Venezuela and Colombia serve as a reminder that internal politics in Latin America is fluid and complex. The United States cannot assume that any one country is an absolute enemy or an unquestioning friend. Channels of communication should remain open to allow for change to occur.
Central America. When President Kennedy launched the Alliance for Progress in 1961, the poverty of Latin America was a top concern. Poverty may no longer be a systemic problem in countries like Chile, but it remains a pressing issue in Central America. Nicaragua is the second poorest country in Latin America after Haiti. Nearly half of Guatemala’s children are malnourished. Both countries are over-reliant on a single export crop, like coffee. Meanwhile, the seven countries on the Central American isthmus are uniquely vulnerable to hurricanes, mudslides, volcanic eruptions and other natural disasters. Add to this the violence fueled by the drug trade, and the future of Central America seems dim.
U.S. aid to these countries is minimal. That should change. Increased financial assistance to Central America will have long-term effects and will help repair the damage left by U.S. support for Central American dictators during the cold war era. The U.S. church, too, should continue to cultivate ties with the church in Central America [see “Still ‘Presente’?” page 17]. Finally, given the violence and instability engendered by the drug trade in Central America and Mexico, the United States should consider how its severe and increasingly myopic approach to drug abuse at home contributes to a rise in bloodshed abroad.
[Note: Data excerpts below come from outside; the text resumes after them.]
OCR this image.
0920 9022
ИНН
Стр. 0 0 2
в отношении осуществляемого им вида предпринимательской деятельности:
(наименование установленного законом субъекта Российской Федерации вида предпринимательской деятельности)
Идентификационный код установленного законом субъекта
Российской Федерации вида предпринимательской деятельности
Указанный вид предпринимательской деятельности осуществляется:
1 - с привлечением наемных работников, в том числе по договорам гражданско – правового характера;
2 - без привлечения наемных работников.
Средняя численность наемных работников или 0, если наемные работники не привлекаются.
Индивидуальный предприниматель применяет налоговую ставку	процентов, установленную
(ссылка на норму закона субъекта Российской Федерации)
For nearly a century the relationship between the United States and Latin America alternated between intrusion and neglect. If President Obama continues that trend by looking east and failing to look south, the United States will become increasingly irrelevant to its neighbors to the south. The U.S. government can no longer look upon Latin America as a vehicle for its own interests. It must come to see Latin America for what it is, a diverse and complex society deserving of our full diplomatic scrutiny and support.